If weeks had themes, the theme of last week would’ve been empowerment. On Wednesday I ventured down into Imperial’s Enterprise Labs as part of the WE Innovate scheme and met dozens of inspiring, amazingly ambitious women just at the beginning of their careers desperate to make a difference in the world. On Sunday, slightly further afield, in the People’s Palace – a part of Queen Mary’s – I met an equally amazing group of women assembled for the TedxUCL Women lineup.
The theme for this year, the fourth iteration of the TEDxUCL Women format was ‘home’ - a subject that each of the speakers explored with a different lens. For Dr Olesya Myakonkaya, ‘home’ meant looking beyond the reaches of our planet and considering how the future of human colonisation on Mars (an event she considers inevitable) could go beyond technology for technology’s sake. Similar themes of humanist development were explored later by Shelley Sacks. Sacks, a ‘social sculptor’, spoke movingly of her childhood in apartheid South Africa, and the rift the racial division created in her early life, even situations as banal as dinner time. Using the example of their family kitchen in which these tensions would boil over, Sacks spoke on the theme of imagining a future where ingrained biases are challenged and overcome.
Halima Hussain explained how the transformative experience of participating in a mixed-gender prayer behind a female imam broke down her preconceptions what a Muslim prayer could look like. Following this, Hussain, a theologian with an interest in feminist readings of the Quran, founded the Inclusive Mosque Initiative (IMI) with Dervla Shannahan and Tamsila Tauqir. Hussain described IMI as a place where inclusion, regardless of gender, sexual orientation, or disability is at the forefront of religious practice. In one of the most powerful moments of the day, Hussain decried the media’s propensity to pit IMI against the more traditional interpretations of Islam and extended a hand of solidarity to her Muslim sisters who choose not embrace IMI’s ideals - “women who do not want to pray behind women imams are not in need of reform… plenty of strong women and feminism exists in the spaces of our parents”.
Hussain’s quiet revolution borne out of love for a community was echoed in Subhadra Das’ witty, passionate talk. Das, a historian and curator of the Francis Galton collection at the UCL Pathology and Science Collections, spoke about exposing the racist history of UCL – an institution essential to the establishment of eugenics as an accepted science in Britain in the 19th century, and a place Das considers home after spending the vast majority of her adult life there, first as a student, then as an educator. Quoting Robert Frost she said “I used to consider home as a place they had to take you in… (but now) I like to say home is the place, when I got there, I tried to make better”.

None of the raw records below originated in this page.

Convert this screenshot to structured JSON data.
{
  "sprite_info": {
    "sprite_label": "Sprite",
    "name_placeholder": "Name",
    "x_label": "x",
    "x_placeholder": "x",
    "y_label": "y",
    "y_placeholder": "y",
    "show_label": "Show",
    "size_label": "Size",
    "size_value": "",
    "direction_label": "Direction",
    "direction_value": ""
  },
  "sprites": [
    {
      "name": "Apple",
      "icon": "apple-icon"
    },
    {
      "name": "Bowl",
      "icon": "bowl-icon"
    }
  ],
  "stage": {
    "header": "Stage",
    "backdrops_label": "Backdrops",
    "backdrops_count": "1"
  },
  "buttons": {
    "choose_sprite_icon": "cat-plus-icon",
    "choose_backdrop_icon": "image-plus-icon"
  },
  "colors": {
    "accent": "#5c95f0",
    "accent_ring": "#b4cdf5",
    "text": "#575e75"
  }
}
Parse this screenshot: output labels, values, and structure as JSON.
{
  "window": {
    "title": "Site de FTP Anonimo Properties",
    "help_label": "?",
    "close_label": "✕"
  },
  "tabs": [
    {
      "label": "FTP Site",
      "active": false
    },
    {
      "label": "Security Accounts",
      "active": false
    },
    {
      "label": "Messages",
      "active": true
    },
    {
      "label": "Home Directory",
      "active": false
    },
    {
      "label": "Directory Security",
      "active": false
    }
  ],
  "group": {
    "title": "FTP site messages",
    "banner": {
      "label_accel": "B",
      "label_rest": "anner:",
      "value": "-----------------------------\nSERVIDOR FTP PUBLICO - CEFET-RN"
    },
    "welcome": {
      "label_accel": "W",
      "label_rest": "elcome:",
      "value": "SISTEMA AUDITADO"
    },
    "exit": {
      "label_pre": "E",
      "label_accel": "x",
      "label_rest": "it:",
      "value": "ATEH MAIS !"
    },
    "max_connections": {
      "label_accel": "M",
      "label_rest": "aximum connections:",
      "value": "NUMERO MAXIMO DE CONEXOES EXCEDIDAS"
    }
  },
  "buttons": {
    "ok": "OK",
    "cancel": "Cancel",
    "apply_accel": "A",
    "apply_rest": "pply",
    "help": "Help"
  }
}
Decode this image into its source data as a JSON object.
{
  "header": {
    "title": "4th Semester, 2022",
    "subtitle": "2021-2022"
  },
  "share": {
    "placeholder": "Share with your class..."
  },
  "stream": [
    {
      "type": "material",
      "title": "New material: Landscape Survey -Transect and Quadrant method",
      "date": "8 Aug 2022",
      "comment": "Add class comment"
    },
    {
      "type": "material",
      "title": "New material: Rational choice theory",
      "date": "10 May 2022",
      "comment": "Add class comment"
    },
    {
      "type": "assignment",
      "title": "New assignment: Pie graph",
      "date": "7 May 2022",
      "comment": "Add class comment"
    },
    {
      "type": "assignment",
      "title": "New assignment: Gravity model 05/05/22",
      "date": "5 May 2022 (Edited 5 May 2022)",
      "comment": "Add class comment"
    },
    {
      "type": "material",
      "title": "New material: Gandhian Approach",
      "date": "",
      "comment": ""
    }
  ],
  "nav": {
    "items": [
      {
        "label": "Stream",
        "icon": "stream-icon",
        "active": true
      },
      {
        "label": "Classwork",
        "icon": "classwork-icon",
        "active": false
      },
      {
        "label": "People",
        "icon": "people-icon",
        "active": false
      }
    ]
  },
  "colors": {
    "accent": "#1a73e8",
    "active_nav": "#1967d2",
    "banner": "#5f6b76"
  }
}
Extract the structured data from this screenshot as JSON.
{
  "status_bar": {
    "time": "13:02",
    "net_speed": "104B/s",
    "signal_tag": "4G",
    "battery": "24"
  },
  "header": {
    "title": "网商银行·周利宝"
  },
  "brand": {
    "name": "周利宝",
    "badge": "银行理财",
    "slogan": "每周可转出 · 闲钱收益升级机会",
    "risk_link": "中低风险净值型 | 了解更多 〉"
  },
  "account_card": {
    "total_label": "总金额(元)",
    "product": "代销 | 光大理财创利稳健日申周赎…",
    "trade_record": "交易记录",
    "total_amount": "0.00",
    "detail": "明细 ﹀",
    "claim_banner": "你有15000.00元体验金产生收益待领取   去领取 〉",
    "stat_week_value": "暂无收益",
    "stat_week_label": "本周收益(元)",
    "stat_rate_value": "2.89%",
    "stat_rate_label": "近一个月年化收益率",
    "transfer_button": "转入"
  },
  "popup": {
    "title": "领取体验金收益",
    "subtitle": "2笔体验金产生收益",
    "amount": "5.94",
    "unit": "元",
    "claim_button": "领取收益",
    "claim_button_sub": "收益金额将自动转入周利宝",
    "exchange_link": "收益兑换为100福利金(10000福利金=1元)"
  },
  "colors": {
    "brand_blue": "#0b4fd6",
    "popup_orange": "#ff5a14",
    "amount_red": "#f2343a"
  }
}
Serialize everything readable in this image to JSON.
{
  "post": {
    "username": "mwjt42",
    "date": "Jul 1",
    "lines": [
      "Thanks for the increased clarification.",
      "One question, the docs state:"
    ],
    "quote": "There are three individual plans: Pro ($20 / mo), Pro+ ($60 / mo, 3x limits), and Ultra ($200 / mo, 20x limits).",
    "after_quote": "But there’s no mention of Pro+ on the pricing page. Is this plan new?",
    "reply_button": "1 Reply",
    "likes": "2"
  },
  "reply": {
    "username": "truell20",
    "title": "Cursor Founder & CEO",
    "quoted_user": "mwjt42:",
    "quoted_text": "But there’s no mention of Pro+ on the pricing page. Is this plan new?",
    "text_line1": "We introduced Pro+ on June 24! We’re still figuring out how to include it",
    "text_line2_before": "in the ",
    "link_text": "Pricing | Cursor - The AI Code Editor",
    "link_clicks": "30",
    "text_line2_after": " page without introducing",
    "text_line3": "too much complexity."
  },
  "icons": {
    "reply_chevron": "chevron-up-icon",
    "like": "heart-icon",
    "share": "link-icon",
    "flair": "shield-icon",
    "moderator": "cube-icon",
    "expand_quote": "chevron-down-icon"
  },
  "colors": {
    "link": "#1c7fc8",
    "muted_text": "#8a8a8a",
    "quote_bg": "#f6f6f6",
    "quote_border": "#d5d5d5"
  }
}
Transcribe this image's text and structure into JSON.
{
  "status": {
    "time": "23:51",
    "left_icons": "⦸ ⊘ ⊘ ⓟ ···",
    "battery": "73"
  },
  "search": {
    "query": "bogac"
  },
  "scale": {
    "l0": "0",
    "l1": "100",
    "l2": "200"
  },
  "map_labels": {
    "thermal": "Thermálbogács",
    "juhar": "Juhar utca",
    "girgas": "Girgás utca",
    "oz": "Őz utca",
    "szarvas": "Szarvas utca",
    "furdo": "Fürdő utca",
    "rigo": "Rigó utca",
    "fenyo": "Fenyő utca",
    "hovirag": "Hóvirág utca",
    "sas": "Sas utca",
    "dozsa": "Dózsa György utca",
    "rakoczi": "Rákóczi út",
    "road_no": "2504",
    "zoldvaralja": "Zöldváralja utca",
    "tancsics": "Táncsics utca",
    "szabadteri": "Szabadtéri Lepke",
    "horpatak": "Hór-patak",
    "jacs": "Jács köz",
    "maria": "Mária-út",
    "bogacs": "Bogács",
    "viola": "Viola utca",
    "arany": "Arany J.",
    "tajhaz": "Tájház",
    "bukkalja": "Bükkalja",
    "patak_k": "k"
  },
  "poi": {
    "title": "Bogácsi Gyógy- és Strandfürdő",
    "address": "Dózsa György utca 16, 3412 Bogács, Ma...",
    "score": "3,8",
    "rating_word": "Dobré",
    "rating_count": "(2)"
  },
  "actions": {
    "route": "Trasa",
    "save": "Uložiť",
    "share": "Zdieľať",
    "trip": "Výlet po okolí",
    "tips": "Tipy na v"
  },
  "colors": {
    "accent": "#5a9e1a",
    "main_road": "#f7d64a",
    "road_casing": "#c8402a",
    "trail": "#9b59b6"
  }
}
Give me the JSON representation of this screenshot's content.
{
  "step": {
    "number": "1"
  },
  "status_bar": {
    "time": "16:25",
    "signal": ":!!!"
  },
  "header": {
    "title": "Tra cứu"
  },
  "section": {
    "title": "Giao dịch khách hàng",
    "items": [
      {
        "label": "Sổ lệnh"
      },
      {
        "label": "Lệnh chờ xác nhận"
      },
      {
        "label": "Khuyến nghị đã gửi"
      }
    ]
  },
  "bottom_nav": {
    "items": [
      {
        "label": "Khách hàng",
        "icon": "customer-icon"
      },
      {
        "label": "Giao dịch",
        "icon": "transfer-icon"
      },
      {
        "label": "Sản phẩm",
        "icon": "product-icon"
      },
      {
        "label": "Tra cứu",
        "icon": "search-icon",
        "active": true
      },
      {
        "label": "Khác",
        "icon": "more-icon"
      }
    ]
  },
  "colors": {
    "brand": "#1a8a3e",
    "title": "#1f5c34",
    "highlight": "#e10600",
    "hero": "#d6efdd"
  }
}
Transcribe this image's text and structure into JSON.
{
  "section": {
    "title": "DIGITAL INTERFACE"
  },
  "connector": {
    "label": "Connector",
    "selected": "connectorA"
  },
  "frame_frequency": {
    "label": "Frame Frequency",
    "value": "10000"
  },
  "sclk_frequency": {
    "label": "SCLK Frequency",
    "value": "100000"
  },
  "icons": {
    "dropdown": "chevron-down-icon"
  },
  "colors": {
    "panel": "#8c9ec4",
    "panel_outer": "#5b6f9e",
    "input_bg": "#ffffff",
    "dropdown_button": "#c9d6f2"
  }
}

TED talks as a format are so popular and so engaging because it is a chance to gain a primer into a complex subject within a few minutes, the brevity proved a curse as well as a blessing on Sunday however. I could’ve easily listened to another hour of the playwright Jules Orco who spoke with verve about negotiating the London arts scene as a Filipino woman and the importance of recognising that mere representation – as difficult as it is to achieve – is useless without real and actual power: there’s no point having a seat at the table if you cannot the shape the discussion. Where Orco shone, the format completely obscured the brilliance of other speakers – Ashleigh Boyd who was presenting her own stem cell research for treatment of diabetes had barely gotten past explaining what diabetes was and its devastating impact before her time was up.
Home. The concept varies for everyone, on the post-it notes where delegates were encouraged to write their own definition, the descriptions varied from the single word “doggies :)” to “the place in which your existence need not be justified”. On a day where the talks were truly intersectional, centered just as much on race, religion, and economics as on feminism, where the speakers spoke passionately, movingly about how their experiences has shaped their worldview, I kept thinking of a line from Little Gidding: “the end of all our exploring / Will be to arrive where we started / And know the place for the first time”. Home, so inextricably linked to our childhood seemed to be a thing always changing: albeit with a constant, “home,” said Grace Victory during her spoken word performance, gesturing towards herself “is this – home is me”.
In giving women from all different fields and viewpoints a platform, the TEDxUCL Women team are doing something worthwhile, something essential: long may they continue.